Hello Wonderful People,
I recently attended my Citizenship interview and test which went well. When I logged into my immi account post interview, I could see that my status is changed to Approved. However the status was changed to approved on the same day as my interview day. 

So can you guys share your experience, whether the status of your citizenship application was also changed to approved on the same day as your test day? Or the status changed to approved on later day. You can see status of your application in your immi account.


----------



## citiz (Nov 20, 2018)

Anybody else had same experience?


----------



## council (Jan 7, 2014)

citiz said:


> Hello Wonderful People,
> I recently attended my Citizenship interview and test which went well. When I logged into my immi account post interview, I could see that my status is changed to Approved. However the status was changed to approved on the same day as my interview day.
> 
> So can you guys share your experience, whether the status of your citizenship application was also changed to approved on the same day as your test day? Or the status changed to approved on later day. You can see status of your application in your immi account.

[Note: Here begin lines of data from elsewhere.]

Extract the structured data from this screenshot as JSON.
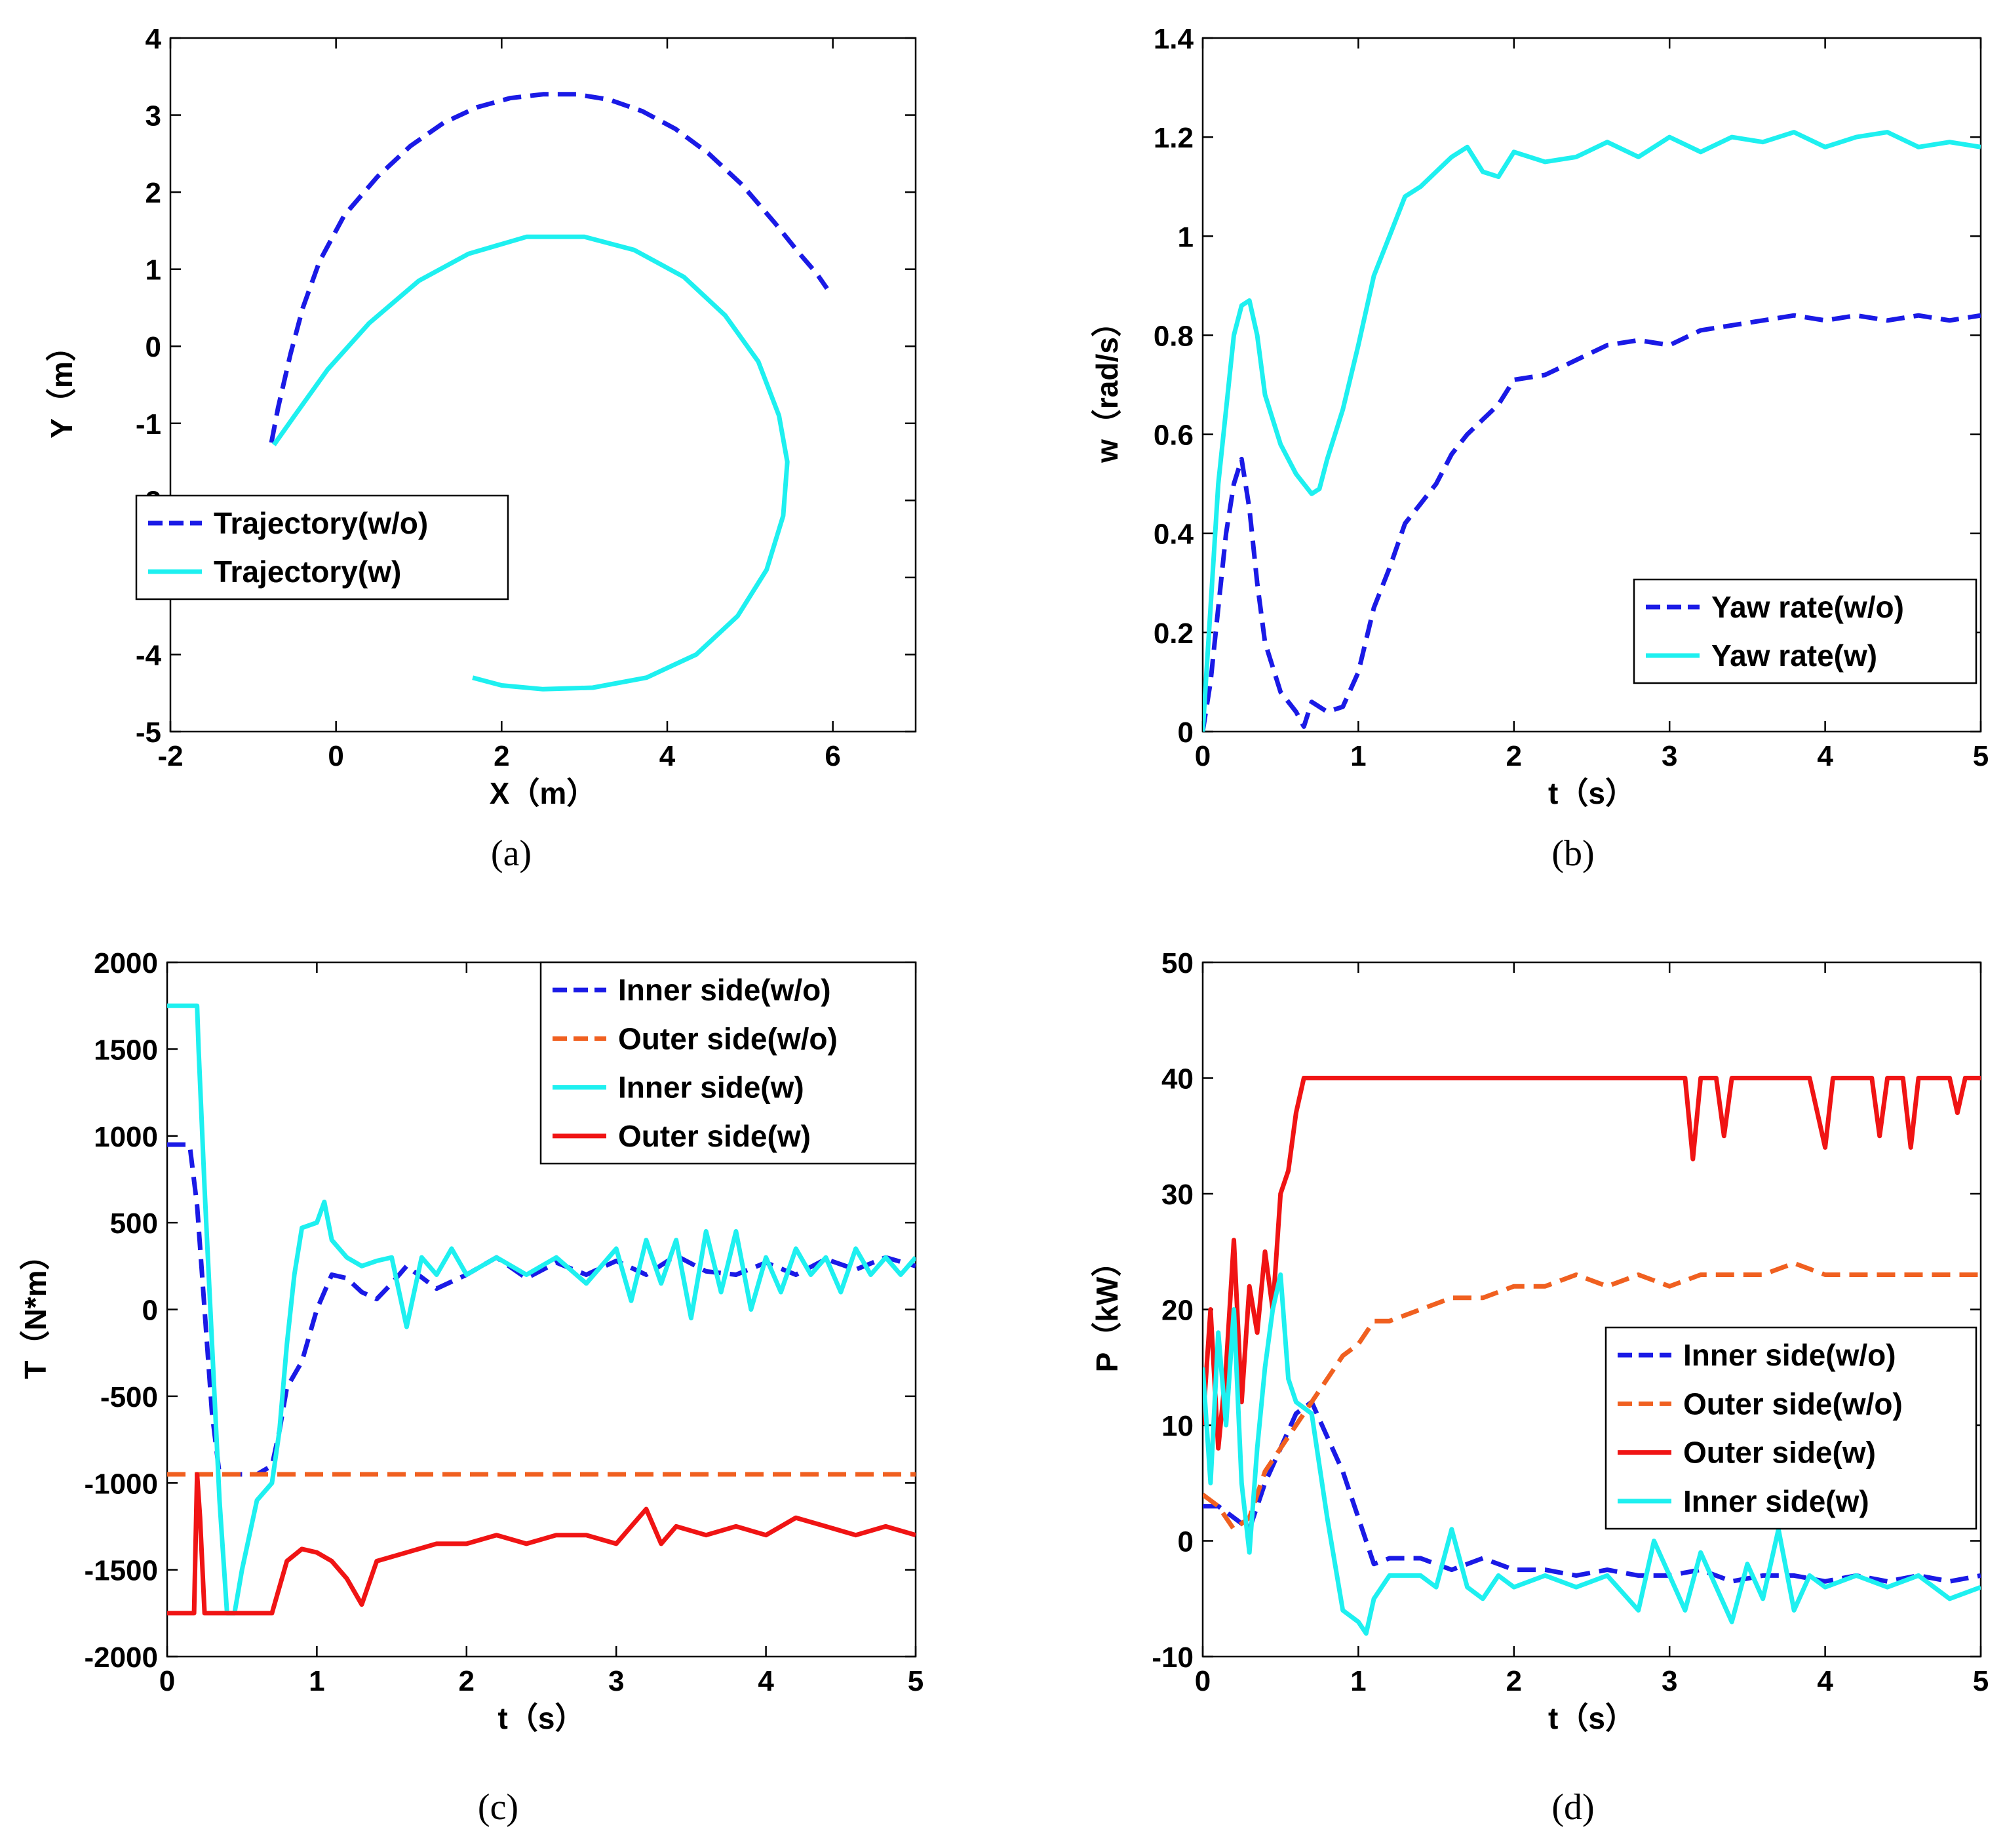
{
  "colors": {
    "blue": "#1a1ae6",
    "cyan": "#1ef0f0",
    "orange": "#f06020",
    "red": "#f01414"
  },
  "chart_data": [
    {
      "id": "a",
      "type": "line",
      "caption": "(a)",
      "xlabel": "X（m）",
      "ylabel": "Y（m）",
      "xlim": [
        -2,
        7
      ],
      "ylim": [
        -5,
        4
      ],
      "xticks": [
        -2,
        0,
        2,
        4,
        6
      ],
      "yticks": [
        -5,
        -4,
        -3,
        -2,
        -1,
        0,
        1,
        2,
        3,
        4
      ],
      "legend_position": "center-left",
      "series": [
        {
          "name": "Trajectory(w/o)",
          "color": "blue",
          "style": "dashed",
          "x": [
            -0.78,
            -0.7,
            -0.55,
            -0.4,
            -0.2,
            0.1,
            0.5,
            0.9,
            1.3,
            1.7,
            2.1,
            2.5,
            2.9,
            3.3,
            3.7,
            4.1,
            4.5,
            4.9,
            5.3,
            5.6,
            5.8,
            5.93
          ],
          "y": [
            -1.25,
            -0.8,
            -0.1,
            0.5,
            1.1,
            1.7,
            2.2,
            2.6,
            2.9,
            3.1,
            3.22,
            3.27,
            3.27,
            3.2,
            3.05,
            2.82,
            2.5,
            2.1,
            1.6,
            1.2,
            0.95,
            0.75
          ]
        },
        {
          "name": "Trajectory(w)",
          "color": "cyan",
          "style": "solid",
          "x": [
            -0.75,
            -0.5,
            -0.1,
            0.4,
            1.0,
            1.6,
            2.3,
            3.0,
            3.6,
            4.2,
            4.7,
            5.1,
            5.35,
            5.45,
            5.4,
            5.2,
            4.85,
            4.35,
            3.75,
            3.1,
            2.5,
            2.0,
            1.65
          ],
          "y": [
            -1.28,
            -0.9,
            -0.3,
            0.3,
            0.85,
            1.2,
            1.42,
            1.42,
            1.25,
            0.9,
            0.4,
            -0.2,
            -0.9,
            -1.5,
            -2.2,
            -2.9,
            -3.5,
            -4.0,
            -4.3,
            -4.43,
            -4.45,
            -4.4,
            -4.3
          ]
        }
      ]
    },
    {
      "id": "b",
      "type": "line",
      "caption": "(b)",
      "xlabel": "t（s）",
      "ylabel": "w（rad/s）",
      "xlim": [
        0,
        5
      ],
      "ylim": [
        0,
        1.4
      ],
      "xticks": [
        0,
        1,
        2,
        3,
        4,
        5
      ],
      "yticks": [
        0,
        0.2,
        0.4,
        0.6,
        0.8,
        1,
        1.2,
        1.4
      ],
      "legend_position": "bottom-right",
      "series": [
        {
          "name": "Yaw rate(w/o)",
          "color": "blue",
          "style": "dashed",
          "x": [
            0,
            0.05,
            0.1,
            0.15,
            0.2,
            0.25,
            0.3,
            0.35,
            0.4,
            0.5,
            0.6,
            0.65,
            0.7,
            0.8,
            0.9,
            1.0,
            1.1,
            1.2,
            1.3,
            1.4,
            1.5,
            1.6,
            1.7,
            1.8,
            1.9,
            2.0,
            2.2,
            2.4,
            2.6,
            2.8,
            3.0,
            3.2,
            3.4,
            3.6,
            3.8,
            4.0,
            4.2,
            4.4,
            4.6,
            4.8,
            5.0
          ],
          "y": [
            0.0,
            0.1,
            0.25,
            0.4,
            0.5,
            0.55,
            0.45,
            0.3,
            0.18,
            0.08,
            0.04,
            0.01,
            0.06,
            0.04,
            0.05,
            0.12,
            0.25,
            0.33,
            0.42,
            0.46,
            0.5,
            0.56,
            0.6,
            0.63,
            0.66,
            0.71,
            0.72,
            0.75,
            0.78,
            0.79,
            0.78,
            0.81,
            0.82,
            0.83,
            0.84,
            0.83,
            0.84,
            0.83,
            0.84,
            0.83,
            0.84
          ]
        },
        {
          "name": "Yaw rate(w)",
          "color": "cyan",
          "style": "solid",
          "x": [
            0,
            0.05,
            0.1,
            0.15,
            0.2,
            0.25,
            0.3,
            0.35,
            0.4,
            0.5,
            0.6,
            0.7,
            0.75,
            0.8,
            0.9,
            1.0,
            1.1,
            1.2,
            1.3,
            1.4,
            1.5,
            1.6,
            1.7,
            1.8,
            1.9,
            2.0,
            2.2,
            2.4,
            2.6,
            2.8,
            3.0,
            3.2,
            3.4,
            3.6,
            3.8,
            4.0,
            4.2,
            4.4,
            4.6,
            4.8,
            5.0
          ],
          "y": [
            0.0,
            0.25,
            0.5,
            0.65,
            0.8,
            0.86,
            0.87,
            0.8,
            0.68,
            0.58,
            0.52,
            0.48,
            0.49,
            0.55,
            0.65,
            0.78,
            0.92,
            1.0,
            1.08,
            1.1,
            1.13,
            1.16,
            1.18,
            1.13,
            1.12,
            1.17,
            1.15,
            1.16,
            1.19,
            1.16,
            1.2,
            1.17,
            1.2,
            1.19,
            1.21,
            1.18,
            1.2,
            1.21,
            1.18,
            1.19,
            1.18
          ]
        }
      ]
    },
    {
      "id": "c",
      "type": "line",
      "caption": "(c)",
      "xlabel": "t（s）",
      "ylabel": "T（N*m）",
      "xlim": [
        0,
        5
      ],
      "ylim": [
        -2000,
        2000
      ],
      "xticks": [
        0,
        1,
        2,
        3,
        4,
        5
      ],
      "yticks": [
        -2000,
        -1500,
        -1000,
        -500,
        0,
        500,
        1000,
        1500,
        2000
      ],
      "legend_position": "top-right",
      "series": [
        {
          "name": "Inner side(w/o)",
          "color": "blue",
          "style": "dashed",
          "x": [
            0,
            0.15,
            0.2,
            0.25,
            0.3,
            0.35,
            0.5,
            0.6,
            0.7,
            0.75,
            0.8,
            0.9,
            1.0,
            1.1,
            1.2,
            1.3,
            1.4,
            1.5,
            1.6,
            1.8,
            2.0,
            2.2,
            2.4,
            2.6,
            2.8,
            3.0,
            3.2,
            3.4,
            3.6,
            3.8,
            4.0,
            4.2,
            4.4,
            4.6,
            4.8,
            5.0
          ],
          "y": [
            950,
            950,
            600,
            0,
            -600,
            -950,
            -950,
            -950,
            -900,
            -700,
            -450,
            -300,
            0,
            200,
            180,
            100,
            60,
            150,
            250,
            120,
            200,
            300,
            180,
            270,
            200,
            280,
            200,
            310,
            220,
            200,
            270,
            200,
            290,
            230,
            300,
            250
          ]
        },
        {
          "name": "Outer side(w/o)",
          "color": "orange",
          "style": "dashed",
          "x": [
            0,
            0.2,
            1,
            2,
            3,
            4,
            5
          ],
          "y": [
            -950,
            -950,
            -950,
            -950,
            -950,
            -950,
            -950
          ]
        },
        {
          "name": "Inner side(w)",
          "color": "cyan",
          "style": "solid",
          "x": [
            0,
            0.2,
            0.21,
            0.25,
            0.3,
            0.35,
            0.4,
            0.45,
            0.5,
            0.55,
            0.6,
            0.7,
            0.75,
            0.8,
            0.85,
            0.9,
            1.0,
            1.05,
            1.1,
            1.2,
            1.3,
            1.4,
            1.5,
            1.6,
            1.7,
            1.8,
            1.9,
            2.0,
            2.2,
            2.4,
            2.6,
            2.8,
            3.0,
            3.1,
            3.2,
            3.3,
            3.4,
            3.5,
            3.6,
            3.7,
            3.8,
            3.9,
            4.0,
            4.1,
            4.2,
            4.3,
            4.4,
            4.5,
            4.6,
            4.7,
            4.8,
            4.9,
            5.0
          ],
          "y": [
            1750,
            1750,
            1500,
            700,
            -200,
            -1100,
            -1750,
            -1750,
            -1500,
            -1300,
            -1100,
            -1000,
            -700,
            -200,
            200,
            470,
            500,
            620,
            400,
            300,
            250,
            280,
            300,
            -100,
            300,
            200,
            350,
            200,
            300,
            200,
            300,
            150,
            350,
            50,
            400,
            150,
            400,
            -50,
            450,
            100,
            450,
            0,
            300,
            100,
            350,
            200,
            300,
            100,
            350,
            200,
            300,
            200,
            300
          ]
        },
        {
          "name": "Outer side(w)",
          "color": "red",
          "style": "solid",
          "x": [
            0,
            0.18,
            0.2,
            0.22,
            0.25,
            0.3,
            0.4,
            0.5,
            0.6,
            0.7,
            0.8,
            0.9,
            1.0,
            1.1,
            1.2,
            1.3,
            1.4,
            1.6,
            1.8,
            2.0,
            2.2,
            2.4,
            2.6,
            2.8,
            3.0,
            3.1,
            3.2,
            3.3,
            3.4,
            3.6,
            3.8,
            4.0,
            4.2,
            4.4,
            4.6,
            4.8,
            5.0
          ],
          "y": [
            -1750,
            -1750,
            -950,
            -1200,
            -1750,
            -1750,
            -1750,
            -1750,
            -1750,
            -1750,
            -1450,
            -1380,
            -1400,
            -1450,
            -1550,
            -1700,
            -1450,
            -1400,
            -1350,
            -1350,
            -1300,
            -1350,
            -1300,
            -1300,
            -1350,
            -1250,
            -1150,
            -1350,
            -1250,
            -1300,
            -1250,
            -1300,
            -1200,
            -1250,
            -1300,
            -1250,
            -1300
          ]
        }
      ]
    },
    {
      "id": "d",
      "type": "line",
      "caption": "(d)",
      "xlabel": "t（s）",
      "ylabel": "P（kW）",
      "xlim": [
        0,
        5
      ],
      "ylim": [
        -10,
        50
      ],
      "xticks": [
        0,
        1,
        2,
        3,
        4,
        5
      ],
      "yticks": [
        -10,
        0,
        10,
        20,
        30,
        40,
        50
      ],
      "legend_position": "bottom-right",
      "series": [
        {
          "name": "Inner side(w/o)",
          "color": "blue",
          "style": "dashed",
          "x": [
            0,
            0.1,
            0.2,
            0.3,
            0.4,
            0.5,
            0.6,
            0.7,
            0.8,
            0.9,
            1.0,
            1.1,
            1.2,
            1.4,
            1.6,
            1.8,
            2.0,
            2.2,
            2.4,
            2.6,
            2.8,
            3.0,
            3.2,
            3.4,
            3.6,
            3.8,
            4.0,
            4.2,
            4.4,
            4.6,
            4.8,
            5.0
          ],
          "y": [
            3,
            3,
            2,
            1,
            5,
            8,
            11,
            12,
            9,
            6,
            2,
            -2,
            -1.5,
            -1.5,
            -2.5,
            -1.5,
            -2.5,
            -2.5,
            -3,
            -2.5,
            -3,
            -3,
            -2.5,
            -3.5,
            -3,
            -3,
            -3.5,
            -3,
            -3.5,
            -3,
            -3.5,
            -3
          ]
        },
        {
          "name": "Outer side(w/o)",
          "color": "orange",
          "style": "dashed",
          "x": [
            0,
            0.1,
            0.2,
            0.3,
            0.4,
            0.5,
            0.6,
            0.7,
            0.8,
            0.9,
            1.0,
            1.1,
            1.2,
            1.4,
            1.6,
            1.8,
            2.0,
            2.2,
            2.4,
            2.6,
            2.8,
            3.0,
            3.2,
            3.4,
            3.6,
            3.8,
            4.0,
            4.2,
            4.4,
            4.6,
            4.8,
            5.0
          ],
          "y": [
            4,
            3,
            1,
            2,
            6,
            8,
            10,
            12,
            14,
            16,
            17,
            19,
            19,
            20,
            21,
            21,
            22,
            22,
            23,
            22,
            23,
            22,
            23,
            23,
            23,
            24,
            23,
            23,
            23,
            23,
            23,
            23
          ]
        },
        {
          "name": "Outer side(w)",
          "color": "red",
          "style": "solid",
          "x": [
            0,
            0.05,
            0.1,
            0.15,
            0.2,
            0.25,
            0.3,
            0.35,
            0.4,
            0.45,
            0.5,
            0.55,
            0.6,
            0.65,
            0.7,
            0.8,
            1.0,
            2.0,
            3.0,
            3.1,
            3.15,
            3.2,
            3.3,
            3.35,
            3.4,
            3.6,
            3.9,
            4.0,
            4.05,
            4.1,
            4.3,
            4.35,
            4.4,
            4.5,
            4.55,
            4.6,
            4.8,
            4.85,
            4.9,
            5.0
          ],
          "y": [
            10,
            20,
            8,
            15,
            26,
            12,
            22,
            18,
            25,
            20,
            30,
            32,
            37,
            40,
            40,
            40,
            40,
            40,
            40,
            40,
            33,
            40,
            40,
            35,
            40,
            40,
            40,
            34,
            40,
            40,
            40,
            35,
            40,
            40,
            34,
            40,
            40,
            37,
            40,
            40
          ]
        },
        {
          "name": "Inner side(w)",
          "color": "cyan",
          "style": "solid",
          "x": [
            0,
            0.05,
            0.1,
            0.15,
            0.2,
            0.25,
            0.3,
            0.35,
            0.4,
            0.45,
            0.5,
            0.55,
            0.6,
            0.7,
            0.8,
            0.9,
            1.0,
            1.05,
            1.1,
            1.2,
            1.4,
            1.5,
            1.6,
            1.7,
            1.8,
            1.9,
            2.0,
            2.2,
            2.4,
            2.6,
            2.8,
            2.9,
            3.0,
            3.1,
            3.2,
            3.3,
            3.4,
            3.5,
            3.6,
            3.7,
            3.8,
            3.9,
            4.0,
            4.2,
            4.4,
            4.6,
            4.8,
            5.0
          ],
          "y": [
            15,
            5,
            18,
            10,
            20,
            5,
            -1,
            8,
            15,
            20,
            23,
            14,
            12,
            11,
            2,
            -6,
            -7,
            -8,
            -5,
            -3,
            -3,
            -4,
            1,
            -4,
            -5,
            -3,
            -4,
            -3,
            -4,
            -3,
            -6,
            0,
            -3,
            -6,
            -1,
            -4,
            -7,
            -2,
            -5,
            1,
            -6,
            -3,
            -4,
            -3,
            -4,
            -3,
            -5,
            -4
          ]
        }
      ]
    }
  ]
}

Yes I recall seeing it was approved on the same (or next) day.

Then after a week or two, a letter from the minister's office providing more information.


----------



## citiz (Nov 20, 2018)

council said:


> Yes I recall seeing it was approved on the same (or next) day.
> 
> Then after a week or two, a letter from the minister's office providing more information.


Thought as much. Thanks for your reply


----------



## council (Jan 7, 2014)

BTW, I remember talking to the person processing the test and interview (and all that), and as I was curious, I asked so many things - she mentioned that after all that has been done, she was approving the citizenship application - then clicked the button on her computer screen. She advised to wait for the official letter forthcoming.


----------



## citiz (Nov 20, 2018)

council said:


> BTW, I remember talking to the person processing the test and interview (and all that), and as I was curious, I asked so many things - she mentioned that after all that has been done, she was approving the citizenship application - then clicked the button on her computer screen. She advised to wait for the official letter forthcoming.


Oh wow! You actually fully answered my entire question.  I am sure your post will help lot of future applicants since that the first update they see after the test. Also the help provided on the immi account is not very clear. Thanks a ton.


----------